Trichopolydesmidae Verhoeff, 1910

Family Trichopolydesmidae Verhoeff, 1910

Diagnosis.

Body polydesmoid, only exceptionally paraterga deeply lobulate laterally. Sphaerotrichomes only rarely present. Antennomere 5 sometimes devoid of sensilla distodorsally. Sphaerotrichomes only sometimes present.

Gonopod aperture large, transversely oval, with exposed to deeply sunken gonocoxae. Gonocoxae subglobose, usually with normal, tube-shaped cannulae, from small to rather large while telopodites from strongly exposed to concealed inside a considerable central gonocoel; prefemoral portion tends to be orientated transversely to main body axis, only occasionally somewhat to clearly shortened and thus resembling the condition observed in Polydesmoidea ; acropodite tri-, bi- or uniramous, usually directed cephalad or cephalomesad; solenomere mostly evident, simple, only seldom a short tooth, more often long, distal in location, either stout or slender/flagelliform. Normally neither an accessory seminal chamber nor a hairy pulvillus, only exceptionally with a primordial accessory seminal chamber. Caucasodesmus Golovatch, 1985 (Caucasus and Crimea) is aberrant in having no sensilla on antennomeres 5 and no cannulae or seminal grooves.

Type genus: Trichopolydesmus Verhoeff, 1898.

Remarks.

The family Mastigonodesmidae Attems, 1914, based on Mastigonodesmus Silvestri, 1898 (ca 8 eight species in the western Mediterranean), is sometimes regarded as a synonym of Polydesmidae Leach, 1815 ( Hoffman 1980, Simonsen 1990), apparently because the gonopod prefemoral part is shortened, but, due to globose gonocoxae and a peculiar, parabasal, long and coiled solenomere, it seems to be far more similar to that in trichopolydesmoids. The Mastigonodesmidae seems to also contain the monobasic genus Ingurtidorgius , which is sometimes treated as a subfamily of its own, because its male shows a peculiar hook on the mentum and totally suppressed lamellae linguales, coupled with a non-coiled, but flagelliform solenomere. Since the latter character is shared with Trichopolydesmus , contrary to some recent opinions ( Mauriès 1983, Golovatch 2011), it seems best to also merge Mastigonodesmidae with Trichopolydesmidae , syn. n.

The same applies to the family Macrosternodesmidae , which basically fails to differ from Trichopolydesmidae , but simply tends to encompass quite a few genera with small to medium-sized, invariably globose gonocoxae and strongly exposed, often complex telopodites. Since the purely Nearctic nominate family Nearctodesmidae shares the gonopod conformation with Macrosternodesmidae , and it has sometimes been treated as only a subfamily or even a possible synonym of the latter family, I am inclined to treat these two latter families as synonyms of Trichopolydesmidae as well,syn. n.

Shelley (1994) gave a detailed morphological description of nearctodesmids and revived their family status, contrary to Hoffman (1982) who had synonymized the Nearctodesmidae with Macrosternodesmidae . Later, however, apparently following Shelley (1994), Hoffman (1999) also considered the Nearctodesmidae as a distinct family.

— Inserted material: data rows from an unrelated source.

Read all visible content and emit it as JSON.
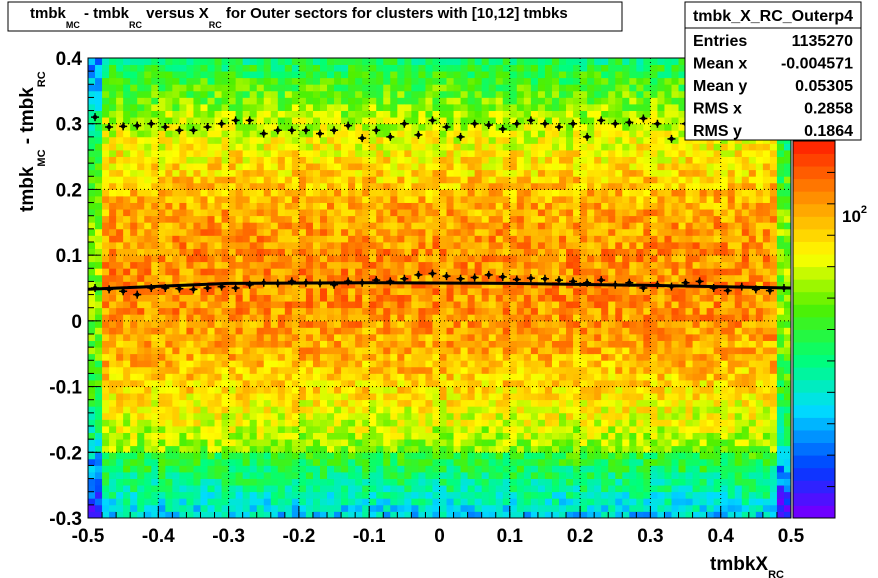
{
  "title": {
    "parts": [
      "tmbk",
      "MC",
      " - tmbk",
      "RC",
      " versus X",
      "RC",
      " for Outer sectors for clusters with [10,12] tmbks"
    ]
  },
  "stats": {
    "name": "tmbk_X_RC_Outerp4",
    "rows": [
      {
        "label": "Entries",
        "value": "1135270"
      },
      {
        "label": "Mean x",
        "value": "-0.004571"
      },
      {
        "label": "Mean y",
        "value": "0.05305"
      },
      {
        "label": "RMS x",
        "value": "0.2858"
      },
      {
        "label": "RMS y",
        "value": "0.1864"
      }
    ]
  },
  "palette_label": {
    "base": "10",
    "exp": "2"
  },
  "chart_data": {
    "type": "heatmap",
    "xlabel": {
      "main": "tmbkX",
      "sub": "RC"
    },
    "ylabel": {
      "p1": "tmbk",
      "s1": "MC",
      "p2": " - tmbk",
      "s2": "RC"
    },
    "xlim": [
      -0.5,
      0.5
    ],
    "ylim": [
      -0.3,
      0.4
    ],
    "xticks": [
      "-0.5",
      "-0.4",
      "-0.3",
      "-0.2",
      "-0.1",
      "0",
      "0.1",
      "0.2",
      "0.3",
      "0.4",
      "0.5"
    ],
    "yticks": [
      "-0.3",
      "-0.2",
      "-0.1",
      "0",
      "0.1",
      "0.2",
      "0.3",
      "0.4"
    ],
    "grid": true,
    "colorscale": "rainbow, log z",
    "mean_profile_x": [
      -0.49,
      -0.47,
      -0.45,
      -0.43,
      -0.41,
      -0.39,
      -0.37,
      -0.35,
      -0.33,
      -0.31,
      -0.29,
      -0.27,
      -0.25,
      -0.23,
      -0.21,
      -0.19,
      -0.17,
      -0.15,
      -0.13,
      -0.11,
      -0.09,
      -0.07,
      -0.05,
      -0.03,
      -0.01,
      0.01,
      0.03,
      0.05,
      0.07,
      0.09,
      0.11,
      0.13,
      0.15,
      0.17,
      0.19,
      0.21,
      0.23,
      0.25,
      0.27,
      0.29,
      0.31,
      0.33,
      0.35,
      0.37,
      0.39,
      0.41,
      0.43,
      0.45,
      0.47,
      0.49
    ],
    "mean_profile_y": [
      0.05,
      0.048,
      0.045,
      0.04,
      0.05,
      0.05,
      0.049,
      0.048,
      0.05,
      0.052,
      0.05,
      0.055,
      0.058,
      0.057,
      0.06,
      0.058,
      0.057,
      0.055,
      0.06,
      0.058,
      0.062,
      0.06,
      0.064,
      0.07,
      0.072,
      0.068,
      0.064,
      0.066,
      0.07,
      0.067,
      0.063,
      0.065,
      0.064,
      0.062,
      0.06,
      0.058,
      0.062,
      0.055,
      0.058,
      0.05,
      0.055,
      0.052,
      0.058,
      0.06,
      0.05,
      0.046,
      0.052,
      0.048,
      0.046,
      0.05
    ],
    "upper_points_x": [
      -0.49,
      -0.47,
      -0.45,
      -0.43,
      -0.41,
      -0.39,
      -0.37,
      -0.35,
      -0.33,
      -0.31,
      -0.29,
      -0.27,
      -0.25,
      -0.23,
      -0.21,
      -0.19,
      -0.17,
      -0.15,
      -0.13,
      -0.11,
      -0.09,
      -0.07,
      -0.05,
      -0.03,
      -0.01,
      0.01,
      0.03,
      0.05,
      0.07,
      0.09,
      0.11,
      0.13,
      0.15,
      0.17,
      0.19,
      0.21,
      0.23,
      0.25,
      0.27,
      0.29,
      0.31,
      0.33,
      0.35,
      0.37,
      0.39,
      0.41,
      0.43,
      0.45,
      0.47,
      0.49
    ],
    "upper_points_y": [
      0.31,
      0.295,
      0.296,
      0.297,
      0.3,
      0.295,
      0.29,
      0.29,
      0.295,
      0.3,
      0.305,
      0.305,
      0.285,
      0.29,
      0.29,
      0.29,
      0.285,
      0.29,
      0.297,
      0.278,
      0.29,
      0.28,
      0.3,
      0.283,
      0.305,
      0.295,
      0.28,
      0.3,
      0.298,
      0.292,
      0.3,
      0.305,
      0.3,
      0.295,
      0.3,
      0.28,
      0.305,
      0.3,
      0.302,
      0.308,
      0.3,
      0.277,
      0.3,
      0.296,
      0.295,
      0.29,
      0.29,
      0.298,
      0.3,
      0.285
    ],
    "fit_line": {
      "x": [
        -0.5,
        -0.3,
        -0.1,
        0.1,
        0.3,
        0.5
      ],
      "y": [
        0.048,
        0.057,
        0.058,
        0.057,
        0.054,
        0.05
      ]
    }
  }
}
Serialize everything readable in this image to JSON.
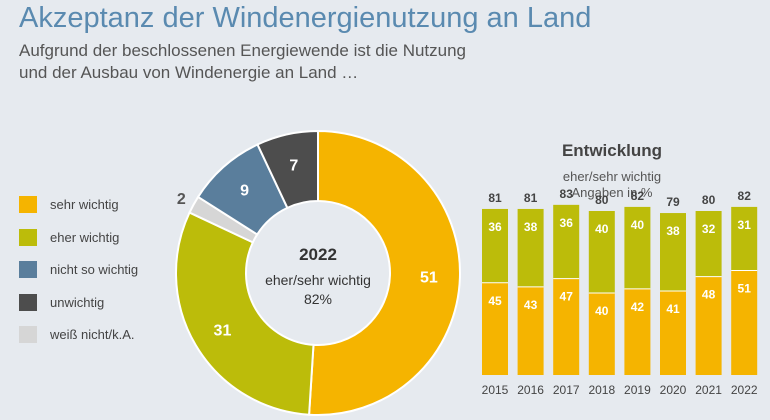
{
  "header": {
    "title": "Akzeptanz der Windenergienutzung an Land",
    "subtitle_line1": "Aufgrund der beschlossenen Energiewende ist die Nutzung",
    "subtitle_line2": "und der Ausbau von Windenergie an Land …"
  },
  "legend": [
    {
      "label": "sehr wichtig",
      "color": "#f5b400"
    },
    {
      "label": "eher wichtig",
      "color": "#bcbc0a"
    },
    {
      "label": "nicht so wichtig",
      "color": "#5a7e9c"
    },
    {
      "label": "unwichtig",
      "color": "#4d4d4d"
    },
    {
      "label": "weiß nicht/k.A.",
      "color": "#d6d6d6"
    }
  ],
  "development": {
    "title": "Entwicklung",
    "sub1": "eher/sehr wichtig",
    "sub2": "Angaben in %"
  },
  "chart_data": [
    {
      "type": "pie",
      "variant": "donut",
      "center_year": "2022",
      "center_label": "eher/sehr wichtig",
      "center_value": "82%",
      "slices": [
        {
          "label": "sehr wichtig",
          "value": 51,
          "color": "#f5b400"
        },
        {
          "label": "eher wichtig",
          "value": 31,
          "color": "#bcbc0a"
        },
        {
          "label": "weiß nicht/k.A.",
          "value": 2,
          "color": "#d6d6d6"
        },
        {
          "label": "nicht so wichtig",
          "value": 9,
          "color": "#5a7e9c"
        },
        {
          "label": "unwichtig",
          "value": 7,
          "color": "#4d4d4d"
        }
      ]
    },
    {
      "type": "bar",
      "stacked": true,
      "title": "Entwicklung",
      "categories": [
        "2015",
        "2016",
        "2017",
        "2018",
        "2019",
        "2020",
        "2021",
        "2022"
      ],
      "series": [
        {
          "name": "sehr wichtig",
          "color": "#f5b400",
          "values": [
            45,
            43,
            47,
            40,
            42,
            41,
            48,
            51
          ]
        },
        {
          "name": "eher wichtig",
          "color": "#bcbc0a",
          "values": [
            36,
            38,
            36,
            40,
            40,
            38,
            32,
            31
          ]
        }
      ],
      "totals": [
        81,
        81,
        83,
        80,
        82,
        79,
        80,
        82
      ],
      "ylim": [
        0,
        90
      ]
    }
  ]
}
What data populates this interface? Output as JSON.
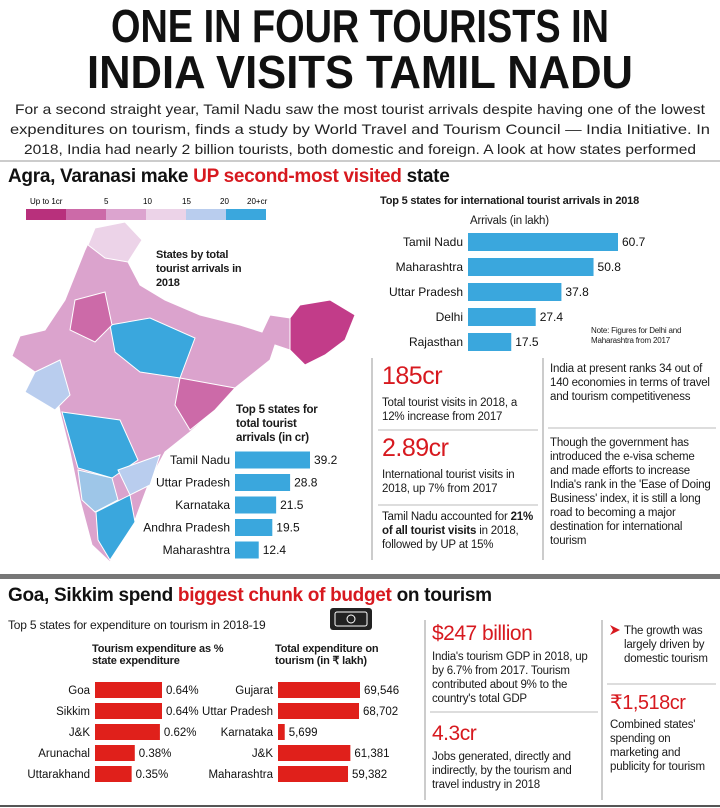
{
  "header": {
    "title_lines": [
      "ONE IN FOUR TOURISTS IN",
      "INDIA VISITS TAMIL NADU"
    ],
    "intro_lines": [
      "For a second straight year, Tamil Nadu saw the most tourist arrivals despite having one of the lowest",
      "expenditures on tourism, finds a study by World Travel and Tourism Council — India Initiative. In",
      "2018, India had nearly 2 billion tourists, both domestic and foreign. A look at how states performed"
    ]
  },
  "section1": {
    "heading": [
      "Agra, Varanasi make ",
      "UP second-most visited",
      " state"
    ],
    "map": {
      "legend": [
        "Up to 1cr",
        "5",
        "10",
        "15",
        "20",
        "20+cr"
      ],
      "label": "States by total tourist arrivals in 2018"
    },
    "stats": {
      "total_value": "185cr",
      "total_text": "Total tourist visits in 2018, a 12% increase from 2017",
      "intl_value": "2.89cr",
      "intl_text": "International tourist visits in 2018, up 7% from 2017",
      "share_text": [
        "Tamil Nadu accounted for ",
        "21% of all tourist visits",
        " in 2018, followed by UP at 15%"
      ]
    },
    "rank_text": "India at present ranks 34 out of 140 economies in terms of travel and tourism competitiveness",
    "evisa_text": "Though the government has introduced the e-visa scheme and made efforts to increase India's rank in the 'Ease of Doing Business' index, it is still a long road to becoming a major destination for international tourism"
  },
  "section2": {
    "heading": [
      "Goa, Sikkim spend ",
      "biggest chunk of budget",
      " on tourism"
    ],
    "subtitle": "Top 5 states for expenditure on tourism in 2018-19",
    "gdp_value": "$247 billion",
    "gdp_text": "India's tourism GDP in 2018, up by 6.7% from 2017. Tourism contributed about 9% to the country's total GDP",
    "jobs_value": "4.3cr",
    "jobs_text": "Jobs generated, directly and indirectly, by the tourism and travel industry in 2018",
    "growth_text": "The growth was largely driven by domestic tourism",
    "spend_value": "₹1,518cr",
    "spend_text": "Combined states' spending on marketing and publicity for tourism"
  },
  "chart_data": [
    {
      "type": "bar",
      "orientation": "horizontal",
      "title": "Top 5 states for international tourist arrivals in 2018",
      "subtitle": "Arrivals (in lakh)",
      "note": "Note: Figures for Delhi and Maharashtra from 2017",
      "categories": [
        "Tamil Nadu",
        "Maharashtra",
        "Uttar Pradesh",
        "Delhi",
        "Rajasthan"
      ],
      "values": [
        60.7,
        50.8,
        37.8,
        27.4,
        17.5
      ],
      "color": "#3aa7dd"
    },
    {
      "type": "bar",
      "orientation": "horizontal",
      "title": "Top 5 states for total tourist arrivals (in cr)",
      "categories": [
        "Tamil Nadu",
        "Uttar Pradesh",
        "Karnataka",
        "Andhra Pradesh",
        "Maharashtra"
      ],
      "values": [
        39.2,
        28.8,
        21.5,
        19.5,
        12.4
      ],
      "color": "#3aa7dd"
    },
    {
      "type": "bar",
      "orientation": "horizontal",
      "title": "Tourism expenditure as % state expenditure",
      "categories": [
        "Goa",
        "Sikkim",
        "J&K",
        "Arunachal",
        "Uttarakhand"
      ],
      "values": [
        0.64,
        0.64,
        0.62,
        0.38,
        0.35
      ],
      "value_labels": [
        "0.64%",
        "0.64%",
        "0.62%",
        "0.38%",
        "0.35%"
      ],
      "color": "#e0201b"
    },
    {
      "type": "bar",
      "orientation": "horizontal",
      "title": "Total expenditure on tourism (in ₹ lakh)",
      "categories": [
        "Gujarat",
        "Uttar Pradesh",
        "Karnataka",
        "J&K",
        "Maharashtra"
      ],
      "values": [
        69546,
        68702,
        5699,
        61381,
        59382
      ],
      "value_labels": [
        "69,546",
        "68,702",
        "5,699",
        "61,381",
        "59,382"
      ],
      "color": "#e0201b"
    }
  ]
}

The diversity of gonopod structural plans in nearctodesmids+macrosternodesmids ( Shelley 1994, Shear and Shelley 2007) appears to be quite modest and uniform, since all of their constituent genera such as Nearctodesmus Silvestri, 1910, Kepolydesmus Chamberlin, 1910, Bistolodesmus Shelley, 1994, Tidesmus Chamberlin, 1943 etc. show clearly transverse and elongated prefemoral portions which are set subrectangular to the subparallel, usually bi- or triramous, elaborate, normally clearly curved and well exposed acropodites. The gonocoel if any is moderate at most. According to Shear and Shelley (2007), the differences between these “families” lie only in the number and location of branches on the acropodite, a distinction that by far fails to exceed the diversity of gonopod plans observed among the South American fuhrmannodesmids alone ( Golovatch 1994).

Contents and distribution.

Thus refined, the Trichopolydesmidae currently contains ca 20 genera and about 60 species in the Holarctic, as well as ca 55 genera and about 80 species in the tropics.